Semaine des maths : Comment rendre les maths aimables ?
Pour inaugurer la Semaine des maths, le 17 mars, l’académie de Paris a mobilisé sa meilleure arme : Cédric Villani, médaille Fields, l’équivalent d’un Prix Nobel de maths. Avec brio il évoque les liens entre maths, culture et vie quotidienne devant 150 lycéens et leurs professeurs. Parmi eux, Stéphanie Colin s'inquiète des choix des élèves à 6 jours de la remise des voeux d'APB.
Connaissez-vous Riemann ? Cédric Villani redonne vie à ce mathématicien un peu oublié devant les élèves des bons lycées parisiens. Durant un véritable one man show, il évoque aussi Poincaré, Einstein, Ricci avec force anecdotes. Les lycéens notent, calculent, s’amusent des questions du maître. Ils enregistrent les liens entre leur smartphone et ces mathématiciens qui, à l’époque du téléphone en bakélite, ont préparé leur présent. Avec Cédric Villani, être mathématicien ce n’est pas désincarné. Ce n’est ni triste, ni inutile. Visiblement ça remplit une vie. Peut-être est ce encore très masculin…
"Avec Cédric Villani, les élèves voient quelqu'un de dynamique et de relativement jeune. Ils peuvent s'identifier à lui et envisager des études de sciences". Professeure de maths au lycée Montaigne, Stéphanie Colin a invité ses élèves de terminale S à cette rencontre. "On est en pleine phase finale d'orientation. On a beaucoup de bons élèves, bien formés en sciences, qui préfèrent demander des classes préparatoires commerciales ou des études d'histoire plutôt que des sciences. C'est dommage car on manque de scientifiques. La Semaine des maths est un prétexte pour changer leur représentation des études de maths".

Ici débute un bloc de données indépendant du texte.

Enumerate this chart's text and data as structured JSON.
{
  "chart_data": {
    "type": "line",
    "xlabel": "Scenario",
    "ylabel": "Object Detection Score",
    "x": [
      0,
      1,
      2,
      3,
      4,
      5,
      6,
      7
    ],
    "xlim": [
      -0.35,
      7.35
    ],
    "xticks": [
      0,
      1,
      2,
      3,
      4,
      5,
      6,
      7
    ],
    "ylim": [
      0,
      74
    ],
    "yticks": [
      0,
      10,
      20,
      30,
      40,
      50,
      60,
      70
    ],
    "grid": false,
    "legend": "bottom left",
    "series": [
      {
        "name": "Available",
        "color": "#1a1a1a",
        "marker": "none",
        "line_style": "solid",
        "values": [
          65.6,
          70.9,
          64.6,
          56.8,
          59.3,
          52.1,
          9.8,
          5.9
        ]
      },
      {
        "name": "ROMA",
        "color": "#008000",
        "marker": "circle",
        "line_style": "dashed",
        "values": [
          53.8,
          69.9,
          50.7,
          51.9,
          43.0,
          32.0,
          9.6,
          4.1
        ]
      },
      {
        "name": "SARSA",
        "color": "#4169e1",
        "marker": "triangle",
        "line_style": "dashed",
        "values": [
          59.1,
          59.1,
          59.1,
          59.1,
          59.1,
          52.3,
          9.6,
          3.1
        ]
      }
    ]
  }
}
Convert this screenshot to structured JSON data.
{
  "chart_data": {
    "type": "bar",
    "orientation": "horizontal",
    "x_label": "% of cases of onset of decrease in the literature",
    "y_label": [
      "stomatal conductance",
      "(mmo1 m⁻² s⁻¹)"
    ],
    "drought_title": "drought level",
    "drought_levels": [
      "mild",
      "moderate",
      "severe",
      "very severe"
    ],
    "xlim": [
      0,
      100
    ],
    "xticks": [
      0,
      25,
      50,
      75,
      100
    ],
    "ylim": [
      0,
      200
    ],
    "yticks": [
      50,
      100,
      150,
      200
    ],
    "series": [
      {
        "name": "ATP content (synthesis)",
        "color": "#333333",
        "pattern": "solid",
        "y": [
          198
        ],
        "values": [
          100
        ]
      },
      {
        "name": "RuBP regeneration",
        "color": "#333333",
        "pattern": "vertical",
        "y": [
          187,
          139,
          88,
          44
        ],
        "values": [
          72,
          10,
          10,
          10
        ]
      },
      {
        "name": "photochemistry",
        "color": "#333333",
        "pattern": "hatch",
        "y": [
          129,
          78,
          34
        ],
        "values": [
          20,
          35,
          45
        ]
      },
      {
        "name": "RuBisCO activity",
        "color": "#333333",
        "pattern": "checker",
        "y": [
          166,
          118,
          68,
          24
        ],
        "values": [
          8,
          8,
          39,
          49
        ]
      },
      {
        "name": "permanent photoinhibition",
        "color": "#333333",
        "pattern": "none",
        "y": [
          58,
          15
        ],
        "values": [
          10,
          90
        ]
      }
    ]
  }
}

Pour S. Colin, ce désamour des maths tient aussi à l'enseignement. "En S les maths sont difficiles et ils en font 8 heures par semaine. On est surement trop abstrait, trop déconnecté du réel. Il faudrait rendre la matière moins technique. C'est l'objectif des programmes qui nous invitent à être plus concret. Mais ce n'est pas dans la tradition de cet enseignement et on ne le fait pas assez en maths et en sciences".
Depuis plusieurs années, l'Education nationale n'arrive même plus à recruter le nombre de professeurs de maths attendu. Pourtant, pour S. Colin, c'est un beau métier. "Quand je les vois demander école de commerce je me demande avec quoi ils vont remplir leur vie. Quand on est enseignant on sait pourquoi on se lève le matin". Mais pour remédier à la crise du recrutement, elle estime qu'un effort financier ciblé est nécessaire. "Il faut payer davantage les professeurs des disciplines en mal de recrutement. En sciences, quand on est bon et qu'on a bac plus 5, on se pose forcément la question du salaire. Un bon scientifique ne choisira l'enseignement que s'il a la vocation. On perd ainsi nombre de candidats".
Sitôt rentrée au lycée, S. Colin va tirer parti de cette matinée avec C Villani pour parler orientation avec les élèves. "Je vais surtout en parler avec les filles qui ne réalisent pas que les sciences c'est aussi pour elles". Aurait-on besoin d'une médaille Fields féminine ?
François Jarraud
Par fjarraud , le mardi 18 mars 2014.